Based on a memoir, the film follows Molly Bloom (Jessica Chastain), a smart, confident ex-member of the US ski team who has had a bit of an attitude problem since she was a young girl, pointed out by her somewhat distant father (Kevin Costner). After an unfortunate incident leaves her unable to continue with the sport, Molly decides to set up an underground casino for various groups of people, including Hollywood stars, businessmen and, eventually, the Russian mob. Two years after she decides to give up her poker empire, an FBI investigation commences, and Molly is scrutinised by the media as a result.
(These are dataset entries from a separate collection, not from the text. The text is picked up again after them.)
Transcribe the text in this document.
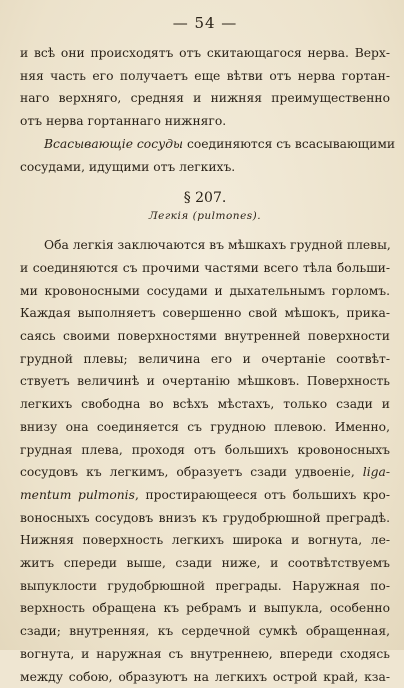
— 54 —
и всѣ они происходятъ отъ скитающагося нерва. Верх-
няя часть его получаетъ еще вѣтви отъ нерва гортан-
наго верхняго, средняя и нижняя преимущественно
отъ нерва гортаннаго нижняго.
Всасывающіе сосуды соединяются съ всасывающими
сосудами, идущими отъ легкихъ.
§ 207.
Легкія (pulmones).
Оба легкія заключаются въ мѣшкахъ грудной плевы,
и соединяются съ прочими частями всего тѣла больши-
ми кровоносными сосудами и дыхательнымъ горломъ.
Каждая выполняетъ совершенно свой мѣшокъ, прика-
саясь своими поверхностями внутренней поверхности
грудной плевы; величина его и очертаніе соотвѣт-
ствуетъ величинѣ и очертанію мѣшковъ. Поверхность
легкихъ свободна во всѣхъ мѣстахъ, только сзади и
внизу она соединяется съ грудною плевою. Именно,
грудная плева, проходя отъ большихъ кровоносныхъ
сосудовъ къ легкимъ, образуетъ сзади удвоеніе, liga-
mentum pulmonis, простирающееся отъ большихъ кро-
воносныхъ сосудовъ внизъ къ грудобрюшной преградѣ.
Нижняя поверхность легкихъ широка и вогнута, ле-
житъ спереди выше, сзади ниже, и соотвѣтствуемъ
выпуклости грудобрюшной преграды. Наружная по-
верхность обращена къ ребрамъ и выпукла, особенно
сзади; внутренняя, къ сердечной сумкѣ обращенная,
вогнута, и наружная съ внутреннею, впереди сходясь
между собою, образуютъ на легкихъ острой край, кза-
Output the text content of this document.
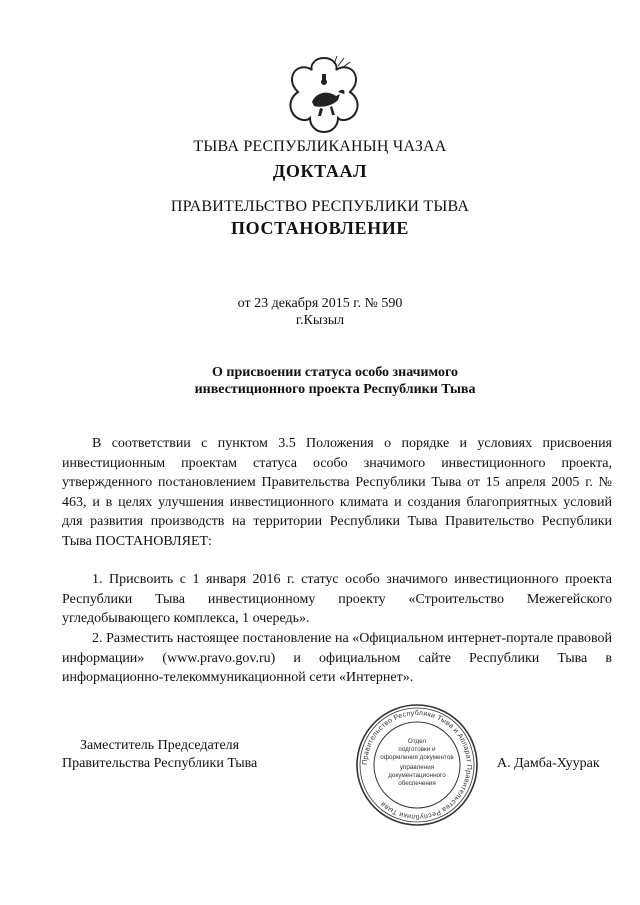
ТЫВА РЕСПУБЛИКАНЫҢ ЧАЗАА
ДОКТААЛ
ПРАВИТЕЛЬСТВО РЕСПУБЛИКИ ТЫВА
ПОСТАНОВЛЕНИЕ
от 23 декабря 2015 г. № 590
г.Кызыл
О присвоении статуса особо значимого
инвестиционного проекта Республики Тыва
В соответствии с пунктом 3.5 Положения о порядке и условиях присвоения инвестиционным проектам статуса особо значимого инвестиционного проекта, утвержденного постановлением Правительства Республики Тыва от 15 апреля 2005 г. № 463, и в целях улучшения инвестиционного климата и создания благоприятных условий для развития производств на территории Республики Тыва Правительство Республики Тыва ПОСТАНОВЛЯЕТ:
1. Присвоить с 1 января 2016 г. статус особо значимого инвестиционного проекта Республики Тыва инвестиционному проекту «Строительство Межегейского угледобывающего комплекса, 1 очередь».
2. Разместить настоящее постановление на «Официальном интернет-портале правовой информации» (www.pravo.gov.ru) и официальном сайте Республики Тыва в информационно-телекоммуникационной сети «Интернет».
Заместитель Председателя
Правительства Республики Тыва	А. Дамба-Хуурак
Правительство Республики Тыва и Аппарат Правительства Республики Тыва
Отдел
подготовки и
оформления документов
управления
документационного
обеспечения
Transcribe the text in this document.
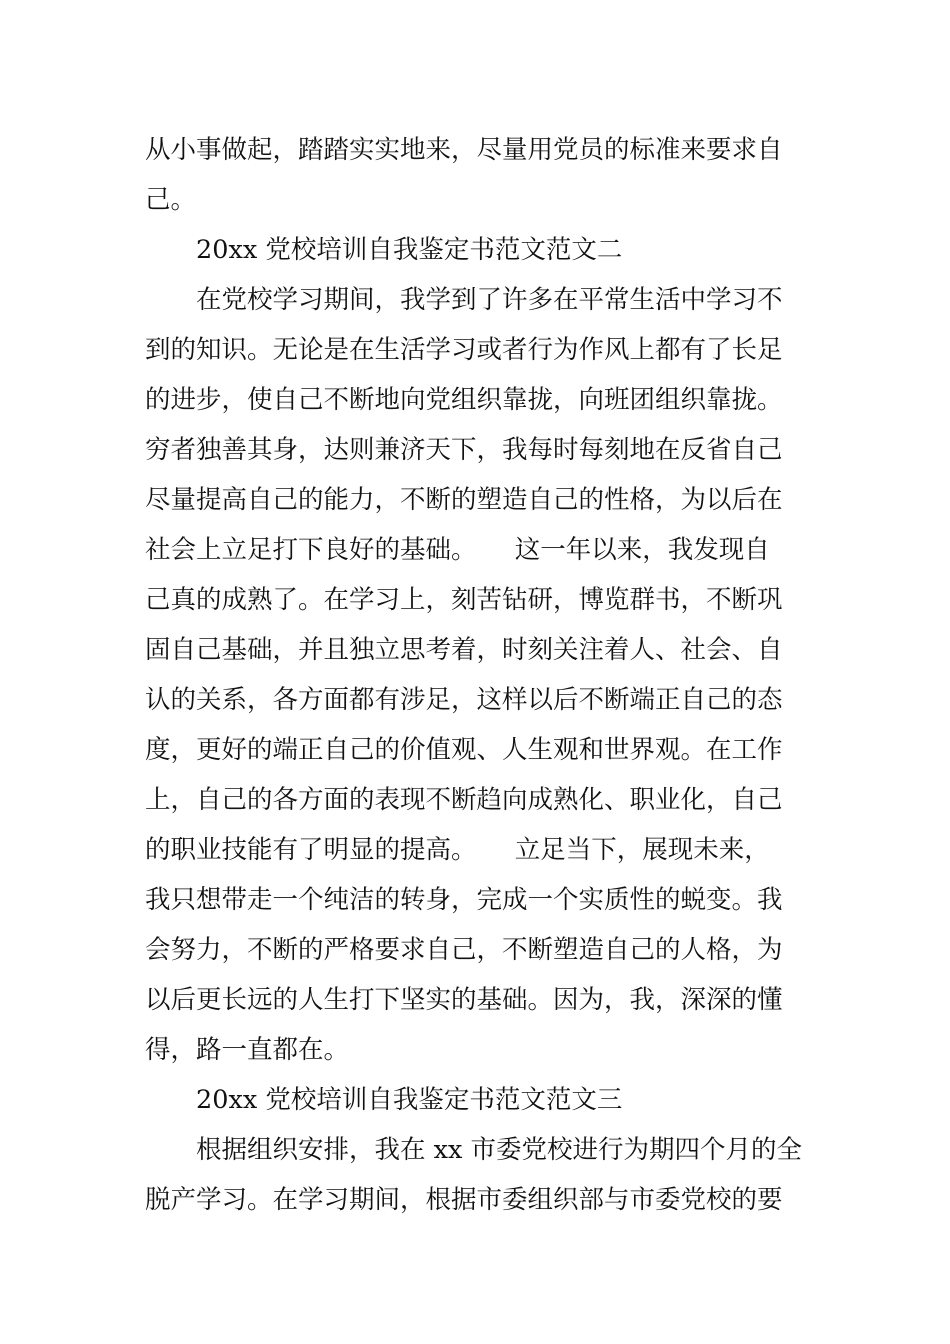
从小事做起，踏踏实实地来，尽量用党员的标准来要求自
己。
20xx 党校培训自我鉴定书范文范文二
在党校学习期间，我学到了许多在平常生活中学习不
到的知识。无论是在生活学习或者行为作风上都有了长足
的进步，使自己不断地向党组织靠拢，向班团组织靠拢。
穷者独善其身，达则兼济天下，我每时每刻地在反省自己
尽量提高自己的能力，不断的塑造自己的性格，为以后在
社会上立足打下良好的基础。　　这一年以来，我发现自
己真的成熟了。在学习上，刻苦钻研，博览群书，不断巩
固自己基础，并且独立思考着，时刻关注着人、社会、自
认的关系，各方面都有涉足，这样以后不断端正自己的态
度，更好的端正自己的价值观、人生观和世界观。在工作
上，自己的各方面的表现不断趋向成熟化、职业化，自己
的职业技能有了明显的提高。　　立足当下，展现未来，
我只想带走一个纯洁的转身，完成一个实质性的蜕变。我
会努力，不断的严格要求自己，不断塑造自己的人格，为
以后更长远的人生打下坚实的基础。因为，我，深深的懂
得，路一直都在。
20xx 党校培训自我鉴定书范文范文三
根据组织安排，我在 xx 市委党校进行为期四个月的全
脱产学习。在学习期间，根据市委组织部与市委党校的要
The only person who appears to be capable of helping Molly out of this dilemma is Charlie Jaffey (Idris Elba), a lawyer who quickly begins to realise that there is more to Molly than what people have been led to believe. He also has a fun, good-natured relationship with Molly; for example, bringing up the fact that she shares her name with a character from James Joyce's famous novel Ulysses. The films that Elba has been a part of this year have, for the most part, not been well-received (the only bad one I saw was The Mountain Between Us, the criticisms were very much justified). But it was not Elba's fault that these films were terrible; very few actors could save them. Therefore, seeing Elba shine in Molly's Game was a joyous experience. This is Chastain's film, but he makes his character very likeable and charismatic with his conversational approach to the dialogue. Lawyer characters can be quite forgettable, but Elba makes his presence known.
Molly's Game is not without its drawbacks. It is a long film, and it probably could have been shortened. Some scenes would have benefitted from getting to the point quicker in order to maintain a flowing pace. There were also a few questionable accents mixed in here, notably Chris O'Dowd's, a comedic talent who really struggled to deliver a convincing American accent here. It can be rather distracting at times, but O'Dowd's character is amusing (one of the funniest characters in the film, in fact). The engaging dialogue and interesting characters, as well as Chastain's assured performance, are enough to get you through the more tedious moments.
It is wonderful to see a crime drama that feels innovative and original, although it follows numerous crime genre tropes. The fact that Molly's Game also features a stylish, cool and, above all, assertive female protagonist is the cherry on top.